Even today, as I was staring at the built-in lyrics scroll on the Amazon music app (yes, Amazon, but we all know he had his music locked down exactly where he wanted it) I finally noticed that the gasped/growled line I always took as “Girl, I’m gonna dance like I never did” is actually “Girl, you got an ass like I never seen.” I was on the homestretch of a two-mile walk as I realized this, and I have not laughed so hard in months. It was Prince letting me know he still loves me, and that I should never, ever forget how raunchy he could be.

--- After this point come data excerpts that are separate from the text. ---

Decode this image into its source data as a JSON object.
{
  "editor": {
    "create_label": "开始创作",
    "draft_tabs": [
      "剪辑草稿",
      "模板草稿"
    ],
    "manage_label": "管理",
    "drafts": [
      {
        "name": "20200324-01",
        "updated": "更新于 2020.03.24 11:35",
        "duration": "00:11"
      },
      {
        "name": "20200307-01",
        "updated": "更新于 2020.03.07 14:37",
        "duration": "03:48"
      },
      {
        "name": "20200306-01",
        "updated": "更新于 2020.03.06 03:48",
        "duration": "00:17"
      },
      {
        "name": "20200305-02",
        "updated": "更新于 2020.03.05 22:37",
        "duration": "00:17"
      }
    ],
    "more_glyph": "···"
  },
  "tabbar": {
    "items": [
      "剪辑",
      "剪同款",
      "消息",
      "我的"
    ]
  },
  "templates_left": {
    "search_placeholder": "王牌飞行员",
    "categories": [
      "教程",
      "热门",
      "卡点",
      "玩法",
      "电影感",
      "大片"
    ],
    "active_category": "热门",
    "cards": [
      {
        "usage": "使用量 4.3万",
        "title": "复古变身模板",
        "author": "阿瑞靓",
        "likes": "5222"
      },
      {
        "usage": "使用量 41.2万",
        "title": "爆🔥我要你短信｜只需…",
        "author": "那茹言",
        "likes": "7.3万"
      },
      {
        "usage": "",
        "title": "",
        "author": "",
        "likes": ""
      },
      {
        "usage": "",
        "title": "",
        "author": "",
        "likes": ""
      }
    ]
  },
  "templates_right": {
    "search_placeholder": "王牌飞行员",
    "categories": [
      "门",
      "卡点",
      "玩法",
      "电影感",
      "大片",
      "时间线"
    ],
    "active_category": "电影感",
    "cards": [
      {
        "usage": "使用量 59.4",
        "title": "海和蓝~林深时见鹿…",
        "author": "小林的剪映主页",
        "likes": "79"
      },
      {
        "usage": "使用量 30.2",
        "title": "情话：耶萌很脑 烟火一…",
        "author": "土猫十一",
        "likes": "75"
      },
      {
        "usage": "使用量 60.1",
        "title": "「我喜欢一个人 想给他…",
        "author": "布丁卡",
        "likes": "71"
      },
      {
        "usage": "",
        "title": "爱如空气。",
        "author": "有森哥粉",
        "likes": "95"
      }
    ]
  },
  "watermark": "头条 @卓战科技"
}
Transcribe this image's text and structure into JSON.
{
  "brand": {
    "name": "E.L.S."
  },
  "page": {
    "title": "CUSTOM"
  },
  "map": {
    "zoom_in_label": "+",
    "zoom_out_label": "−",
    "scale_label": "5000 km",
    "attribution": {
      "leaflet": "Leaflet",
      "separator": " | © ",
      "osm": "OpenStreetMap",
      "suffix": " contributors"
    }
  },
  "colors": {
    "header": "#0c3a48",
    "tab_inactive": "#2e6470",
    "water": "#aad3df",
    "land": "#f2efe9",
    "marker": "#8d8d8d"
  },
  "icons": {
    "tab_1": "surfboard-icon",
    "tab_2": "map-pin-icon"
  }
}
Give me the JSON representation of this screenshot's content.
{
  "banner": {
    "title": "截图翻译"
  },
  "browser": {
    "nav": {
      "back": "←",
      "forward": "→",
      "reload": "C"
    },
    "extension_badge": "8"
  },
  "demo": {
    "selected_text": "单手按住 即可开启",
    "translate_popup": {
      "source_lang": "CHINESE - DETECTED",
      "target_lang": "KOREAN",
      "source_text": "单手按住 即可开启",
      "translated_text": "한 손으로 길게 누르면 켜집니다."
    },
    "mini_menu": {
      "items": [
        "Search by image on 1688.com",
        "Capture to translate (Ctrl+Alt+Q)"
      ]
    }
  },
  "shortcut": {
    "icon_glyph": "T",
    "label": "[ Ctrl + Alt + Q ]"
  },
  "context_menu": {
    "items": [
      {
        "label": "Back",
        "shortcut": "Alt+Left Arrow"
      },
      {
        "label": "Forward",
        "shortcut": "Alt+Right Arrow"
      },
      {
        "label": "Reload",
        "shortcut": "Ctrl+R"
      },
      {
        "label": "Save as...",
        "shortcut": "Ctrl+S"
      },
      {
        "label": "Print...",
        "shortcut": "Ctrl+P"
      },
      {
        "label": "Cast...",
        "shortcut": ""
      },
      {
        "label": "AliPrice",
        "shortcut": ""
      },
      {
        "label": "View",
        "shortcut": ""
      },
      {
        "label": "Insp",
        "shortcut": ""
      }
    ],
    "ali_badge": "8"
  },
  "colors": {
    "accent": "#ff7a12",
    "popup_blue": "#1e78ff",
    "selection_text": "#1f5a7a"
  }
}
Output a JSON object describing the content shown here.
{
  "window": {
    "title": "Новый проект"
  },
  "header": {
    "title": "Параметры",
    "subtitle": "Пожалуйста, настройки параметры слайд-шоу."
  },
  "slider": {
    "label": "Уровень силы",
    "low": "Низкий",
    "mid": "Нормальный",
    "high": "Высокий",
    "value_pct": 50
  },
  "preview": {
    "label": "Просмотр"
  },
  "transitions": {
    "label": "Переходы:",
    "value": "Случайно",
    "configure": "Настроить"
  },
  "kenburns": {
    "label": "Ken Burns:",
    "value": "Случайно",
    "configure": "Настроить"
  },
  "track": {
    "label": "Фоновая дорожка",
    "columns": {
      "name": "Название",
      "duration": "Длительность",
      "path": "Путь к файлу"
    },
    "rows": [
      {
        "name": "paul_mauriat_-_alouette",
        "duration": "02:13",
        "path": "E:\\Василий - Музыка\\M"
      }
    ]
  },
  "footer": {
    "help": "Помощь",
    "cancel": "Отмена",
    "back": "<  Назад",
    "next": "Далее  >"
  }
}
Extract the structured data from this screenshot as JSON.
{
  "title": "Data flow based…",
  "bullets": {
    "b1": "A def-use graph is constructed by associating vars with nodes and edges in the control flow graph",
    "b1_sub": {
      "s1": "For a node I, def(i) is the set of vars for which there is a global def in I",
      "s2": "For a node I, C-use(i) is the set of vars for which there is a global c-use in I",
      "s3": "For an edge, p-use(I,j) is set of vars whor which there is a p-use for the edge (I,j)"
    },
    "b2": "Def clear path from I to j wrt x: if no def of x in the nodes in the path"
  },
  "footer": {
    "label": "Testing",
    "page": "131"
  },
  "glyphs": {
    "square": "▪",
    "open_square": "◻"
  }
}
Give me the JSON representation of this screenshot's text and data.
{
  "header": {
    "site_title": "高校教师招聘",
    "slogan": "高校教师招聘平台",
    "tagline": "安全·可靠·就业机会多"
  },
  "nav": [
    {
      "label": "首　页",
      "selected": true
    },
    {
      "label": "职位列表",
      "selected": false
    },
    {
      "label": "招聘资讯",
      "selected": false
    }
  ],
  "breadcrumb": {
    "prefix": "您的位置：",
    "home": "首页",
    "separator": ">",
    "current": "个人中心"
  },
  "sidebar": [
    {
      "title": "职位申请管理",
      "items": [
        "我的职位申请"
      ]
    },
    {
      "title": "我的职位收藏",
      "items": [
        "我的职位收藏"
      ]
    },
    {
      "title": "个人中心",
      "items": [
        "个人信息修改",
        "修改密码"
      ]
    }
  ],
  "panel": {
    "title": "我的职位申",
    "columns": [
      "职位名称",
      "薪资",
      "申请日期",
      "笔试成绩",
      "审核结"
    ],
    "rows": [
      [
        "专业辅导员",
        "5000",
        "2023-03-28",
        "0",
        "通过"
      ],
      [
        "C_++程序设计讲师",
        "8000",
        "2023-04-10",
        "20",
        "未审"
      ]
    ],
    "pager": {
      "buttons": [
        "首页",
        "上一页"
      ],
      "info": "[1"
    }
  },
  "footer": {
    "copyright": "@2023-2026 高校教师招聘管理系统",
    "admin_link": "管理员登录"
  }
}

It also gave me a little pride, knowing the Purple One’s shoutout to fat-bottomed girls had been there all along; I just had to love myself enough to find it.
Sometimes a presence can be so ubiquitous that it almost fades into the background, like Shakespeare’s phrases in the English language, or the book with a well-known cover used as home decor, or a song so universally beloved that it makes a millennial stop and say, “I didn’t know Prince sang this.” I’m the same way with the header image on Bookslut.com. It’s like I became numb to it, forgot to consider what someone looking over my shoulder would think or whether or not the website would be deemed Safe For Work. Until today, I hadn’t realized that I’ve spent the past fourteen years with a little squiggly drawing of the Bookslut’s ass lounging at the top of my browser.